[ardour-dev] The new pan paradigm

Wed Aug 25 16:53:39 PDT 2004

Jeez, it wasn't my intention to start a 'pedant-fest', but I suppose I walked 
into it. My point was, with the old setup I could kinda model what I had with 
my analog 8 track, Mackie 8*bus, and outboard reverb. Can I hook a PLUGIN to 
a SEND without a JACK routing spaghetti bowl? What's the point of having all 
the "outboard gear" your box can handle if you have to drag out the real 
thing just to work in the traditional way.
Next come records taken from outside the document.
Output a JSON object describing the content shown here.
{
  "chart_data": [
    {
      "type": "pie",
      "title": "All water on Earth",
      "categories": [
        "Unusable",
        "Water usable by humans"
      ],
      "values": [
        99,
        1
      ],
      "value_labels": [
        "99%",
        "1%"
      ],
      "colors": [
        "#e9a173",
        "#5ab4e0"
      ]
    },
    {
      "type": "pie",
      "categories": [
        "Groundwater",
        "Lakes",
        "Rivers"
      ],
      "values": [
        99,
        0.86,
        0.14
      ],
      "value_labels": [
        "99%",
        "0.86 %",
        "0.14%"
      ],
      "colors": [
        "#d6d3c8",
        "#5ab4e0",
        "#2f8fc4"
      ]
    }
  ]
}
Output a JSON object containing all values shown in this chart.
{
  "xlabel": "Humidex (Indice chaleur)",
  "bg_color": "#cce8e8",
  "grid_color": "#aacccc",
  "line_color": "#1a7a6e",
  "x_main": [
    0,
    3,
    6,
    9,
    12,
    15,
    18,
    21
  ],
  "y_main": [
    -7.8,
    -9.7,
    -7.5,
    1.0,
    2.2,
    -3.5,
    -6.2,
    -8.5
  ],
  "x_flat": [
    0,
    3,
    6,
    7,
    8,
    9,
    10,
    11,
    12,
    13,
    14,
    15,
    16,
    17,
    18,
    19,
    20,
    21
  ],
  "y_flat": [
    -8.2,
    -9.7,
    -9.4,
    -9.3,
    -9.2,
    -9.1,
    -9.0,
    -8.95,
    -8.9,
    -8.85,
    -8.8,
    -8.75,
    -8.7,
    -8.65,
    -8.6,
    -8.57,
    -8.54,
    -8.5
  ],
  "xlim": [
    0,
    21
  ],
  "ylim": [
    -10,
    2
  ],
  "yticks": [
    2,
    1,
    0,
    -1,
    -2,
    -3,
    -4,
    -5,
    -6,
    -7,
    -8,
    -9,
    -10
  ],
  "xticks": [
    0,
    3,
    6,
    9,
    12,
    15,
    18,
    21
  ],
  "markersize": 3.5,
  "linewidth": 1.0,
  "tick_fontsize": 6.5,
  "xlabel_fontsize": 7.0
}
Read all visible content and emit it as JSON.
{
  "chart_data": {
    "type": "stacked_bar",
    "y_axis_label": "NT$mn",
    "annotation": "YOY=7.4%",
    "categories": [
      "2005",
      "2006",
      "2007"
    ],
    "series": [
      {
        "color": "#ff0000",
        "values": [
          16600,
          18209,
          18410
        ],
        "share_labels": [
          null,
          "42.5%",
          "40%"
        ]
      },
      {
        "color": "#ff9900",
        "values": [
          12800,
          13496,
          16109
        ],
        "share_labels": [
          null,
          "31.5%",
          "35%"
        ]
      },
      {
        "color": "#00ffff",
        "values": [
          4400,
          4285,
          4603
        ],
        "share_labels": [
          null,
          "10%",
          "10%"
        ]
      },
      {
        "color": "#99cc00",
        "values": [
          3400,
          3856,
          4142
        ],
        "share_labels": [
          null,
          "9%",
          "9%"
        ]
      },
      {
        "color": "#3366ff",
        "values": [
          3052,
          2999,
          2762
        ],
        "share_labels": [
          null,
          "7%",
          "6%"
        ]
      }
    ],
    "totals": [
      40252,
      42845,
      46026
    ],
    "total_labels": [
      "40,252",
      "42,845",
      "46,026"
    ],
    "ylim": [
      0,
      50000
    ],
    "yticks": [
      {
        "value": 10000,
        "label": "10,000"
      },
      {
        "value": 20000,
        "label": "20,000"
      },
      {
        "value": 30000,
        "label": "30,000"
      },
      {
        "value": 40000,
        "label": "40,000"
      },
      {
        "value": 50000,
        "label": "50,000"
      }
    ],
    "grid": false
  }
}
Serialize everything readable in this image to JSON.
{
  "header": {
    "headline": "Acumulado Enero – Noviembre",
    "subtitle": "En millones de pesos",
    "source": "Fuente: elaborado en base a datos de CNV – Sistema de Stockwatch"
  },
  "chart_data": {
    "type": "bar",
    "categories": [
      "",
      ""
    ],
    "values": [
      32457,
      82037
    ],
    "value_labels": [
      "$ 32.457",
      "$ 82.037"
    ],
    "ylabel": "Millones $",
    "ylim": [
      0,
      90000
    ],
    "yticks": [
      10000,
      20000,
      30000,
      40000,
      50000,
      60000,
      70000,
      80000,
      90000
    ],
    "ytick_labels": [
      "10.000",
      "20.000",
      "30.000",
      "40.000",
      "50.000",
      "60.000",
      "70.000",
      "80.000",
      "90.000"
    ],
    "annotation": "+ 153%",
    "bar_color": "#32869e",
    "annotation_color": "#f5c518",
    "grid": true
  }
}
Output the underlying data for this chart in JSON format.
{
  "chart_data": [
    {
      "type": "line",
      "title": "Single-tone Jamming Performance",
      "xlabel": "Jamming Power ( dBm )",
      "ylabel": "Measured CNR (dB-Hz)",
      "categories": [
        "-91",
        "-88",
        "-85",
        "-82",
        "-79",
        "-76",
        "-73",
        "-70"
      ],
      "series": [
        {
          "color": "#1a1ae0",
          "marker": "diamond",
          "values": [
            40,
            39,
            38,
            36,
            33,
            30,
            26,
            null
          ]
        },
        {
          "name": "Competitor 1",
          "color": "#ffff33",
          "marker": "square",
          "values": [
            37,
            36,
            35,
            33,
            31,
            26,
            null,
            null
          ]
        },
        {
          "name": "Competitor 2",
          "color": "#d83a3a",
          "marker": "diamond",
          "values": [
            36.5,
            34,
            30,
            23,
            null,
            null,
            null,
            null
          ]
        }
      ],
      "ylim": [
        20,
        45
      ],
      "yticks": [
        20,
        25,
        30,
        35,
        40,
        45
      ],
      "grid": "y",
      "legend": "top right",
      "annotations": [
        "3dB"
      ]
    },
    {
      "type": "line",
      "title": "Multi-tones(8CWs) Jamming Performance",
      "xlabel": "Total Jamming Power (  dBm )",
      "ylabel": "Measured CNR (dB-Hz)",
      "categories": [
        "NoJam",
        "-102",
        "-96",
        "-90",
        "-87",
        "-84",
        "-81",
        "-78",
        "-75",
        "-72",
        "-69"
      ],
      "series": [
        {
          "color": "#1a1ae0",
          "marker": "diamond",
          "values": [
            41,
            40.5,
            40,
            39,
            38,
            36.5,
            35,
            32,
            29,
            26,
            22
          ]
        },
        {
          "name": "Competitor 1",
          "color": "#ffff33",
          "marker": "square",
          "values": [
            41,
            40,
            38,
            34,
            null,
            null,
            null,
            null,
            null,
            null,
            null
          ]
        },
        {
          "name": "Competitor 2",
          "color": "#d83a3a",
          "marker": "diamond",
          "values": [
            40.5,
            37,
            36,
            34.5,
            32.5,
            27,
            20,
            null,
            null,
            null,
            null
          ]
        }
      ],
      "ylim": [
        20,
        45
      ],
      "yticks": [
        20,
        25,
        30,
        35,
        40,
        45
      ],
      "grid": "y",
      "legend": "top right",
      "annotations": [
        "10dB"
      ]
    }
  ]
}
This stuff was supposed to make 
life EASIER, not harder. 

BTW, is the Ardour interface so close to current PT that buying a PT book 
would be more enlightening than confusing? I don't mind doing it, I'm just 
afraid (having never used PT) that it would be like using a 3 versions old 
users manual.

Matt Walker

> On Mon, Aug 23, 2004 at 08:35:06PM -0500, Matt Walker wrote:
> > Panning is really a pretty "artificial" concept. In the real world, a
> > sound source exists in a stereo sound stage, and we "locate it" (the eyes
> > do this much better than the ears) by virtue of the amplitude AND phase
> > at each ear. Reading Phillip Newell's monitoring book really drove this
> > home. When you turn a pan pot, your are ONLY locating the amplitude.
>
> This is wrong. If you calculate the signals _at the ears_ that result from
> playing an amplitude panned (sin/cos) signal through stereo speakers, you
> will find that there is a phase difference between the sounds reaching the
> ears, and at low frequencies there will hardly be any amplitude difference.
>
> The only thing that's wrong with amplitude panning between pairs of
> speakers is that the ratio of amplitudes of the pressure and velocity waves
> is not correct. This is because the first add as scalars, and the second
> as vectors. The only way to get this right is to use more speakers. Phase
> differences between the speaker signals will only make things worse.
>
> What *is* completely unnatural is to listen to panpotted stereo with
> headphones. To solve this, convert to sum and difference, high-pass the
> difference (first order, around 800 Hz) and convert back to L and R.
> This will at low frequencies translate an amplitude difference into a
> phase difference, as required by the ears.